Chatwan Mongkol, News Editor

The Hamden Planning and Zoning Commission approved Quinnipiac University’s application to build a 6,400-square-foot one-story modular building for classrooms and labs in the College of Arts and Sciences (CAS) parking lot on May 11.

The town only approved the permit for two of the three years the university requested. Quinnipiac attorney Bernard Pellegrino said at the hearing that this modular building will be a temporary use until there is a permanent location for labs, as well as for temporary faculty offices that the town approved in 2019.

Space in the temporary modular building will be ready to use in the fall 2021 semester. (Chatwan Mongkol)
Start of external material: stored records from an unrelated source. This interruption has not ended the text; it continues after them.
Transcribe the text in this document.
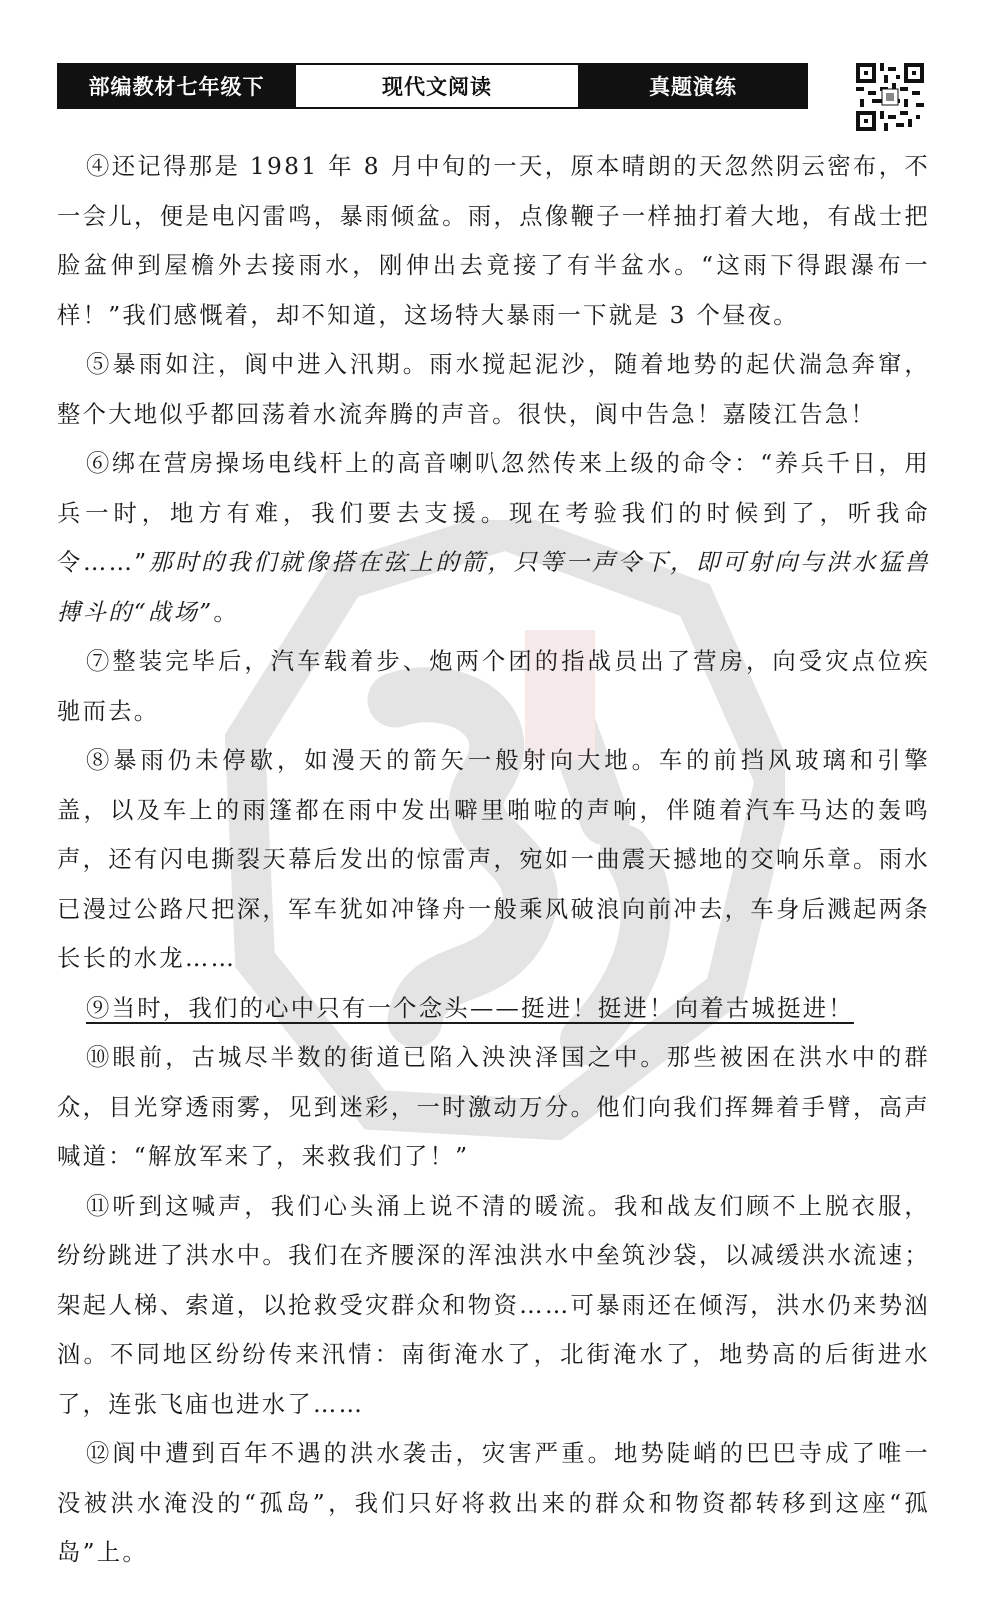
部编教材七年级下	现代文阅读	真题演练

④还记得那是 1981 年 8 月中旬的一天，原本晴朗的天忽然阴云密布，不一会儿，便是电闪雷鸣，暴雨倾盆。雨，点像鞭子一样抽打着大地，有战士把脸盆伸到屋檐外去接雨水，刚伸出去竟接了有半盆水。“这雨下得跟瀑布一样！”我们感慨着，却不知道，这场特大暴雨一下就是 3 个昼夜。

⑤暴雨如注，阆中进入汛期。雨水搅起泥沙，随着地势的起伏湍急奔窜，整个大地似乎都回荡着水流奔腾的声音。很快，阆中告急！嘉陵江告急！

⑥绑在营房操场电线杆上的高音喇叭忽然传来上级的命令：“养兵千日，用兵一时，地方有难，我们要去支援。现在考验我们的时候到了，听我命令……”那时的我们就像搭在弦上的箭，只等一声令下，即可射向与洪水猛兽搏斗的“战场”。

⑦整装完毕后，汽车载着步、炮两个团的指战员出了营房，向受灾点位疾驰而去。

⑧暴雨仍未停歇，如漫天的箭矢一般射向大地。车的前挡风玻璃和引擎盖，以及车上的雨篷都在雨中发出噼里啪啦的声响，伴随着汽车马达的轰鸣声，还有闪电撕裂天幕后发出的惊雷声，宛如一曲震天撼地的交响乐章。雨水已漫过公路尺把深，军车犹如冲锋舟一般乘风破浪向前冲去，车身后溅起两条长长的水龙……

⑨当时，我们的心中只有一个念头——挺进！挺进！向着古城挺进！

⑩眼前，古城尽半数的街道已陷入泱泱泽国之中。那些被困在洪水中的群众，目光穿透雨雾，见到迷彩，一时激动万分。他们向我们挥舞着手臂，高声喊道：“解放军来了，来救我们了！”

⑪听到这喊声，我们心头涌上说不清的暖流。我和战友们顾不上脱衣服，纷纷跳进了洪水中。我们在齐腰深的浑浊洪水中垒筑沙袋，以减缓洪水流速；架起人梯、索道，以抢救受灾群众和物资……可暴雨还在倾泻，洪水仍来势汹汹。不同地区纷纷传来汛情：南街淹水了，北街淹水了，地势高的后街进水了，连张飞庙也进水了……

⑫阆中遭到百年不遇的洪水袭击，灾害严重。地势陡峭的巴巴寺成了唯一没被洪水淹没的“孤岛”，我们只好将救出来的群众和物资都转移到这座“孤岛”上。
Vice President for Facilities and Capital Planning Sal Filardi said students can expect to use the space in the fall 2021 semester.

“The need for these science labs in a temporary way so that we can get through to the next phase of an academic building that will adequately deal with this has been one of the critical problems we have faced,” said Debra Liebowitz, provost.

Liebowitz explained at the hearing that the need for physical distance worsened the problem as the university had to de-densify the spaces it had.

Professor and Chair of Biological Sciences Lise Thomas said at the hearing that the proposed laboratory building will directly impact students and faculty in the department. She said there currently is a high demand for lab space as students become more interested in the sciences.

“This poses some logistical challenges because the students are taking (an) increasing number of laboratory classes,” Thomas said. “Currently the demand for our lab room is so high that many of our lab rooms are now in use from 8 a.m. through 9:30 p.m.”

School of Nursing Lab Coordinator Donna Diaz also said at the hearing that nursing students require space for real quality exponential and hands-on learning experience before entering their clinical.

“We do need this enhanced space for our current student body,” Diaz said.

Modular labs’ layout and furniture plan Quinnipiac University submitted to the Hamden Planning and Zoning Commission. (Hamden Planning and Zoning Commission)

With ongoing constructions and the 10-year master facilities plan, Vice President and Chief of Staff Bethany Zemba said at the hearing that the university sometimes hears concerns about the growth of the student body. She noted that Quinnipiac does not plan to increase the size right now, and the size will remain the same if not smaller.

Some Hamden residents were against the approval of this particular application because they are not sure what this plan and the overall master plan will lead to.

“The plans have not been visible to us, to the abutters until just right now in tonight’s meeting (May 11), first time that we had a chance to see a footprint of this plan,” said Sarah Sedgwick Heath, a Hamden resident. “I know there’s a 10-year master plan on the web, again, there are no maps there, no indication of where this exactly abuts.”

Zemba said she is willing to meet with concerned residents to go over the plan and answer any questions to keep them informed.

Another resident, Susan Patel, wrote in an email to the commission’s clerk before the public hearing that Quinnipiac should use the current labs if it could.

“If they need more room for new projects then add extra, but do not demolish old and build new to put financial burden on students,” Patel wrote. “Quinnipiac should keep in mind to keep cost less to keep students out of big debts.”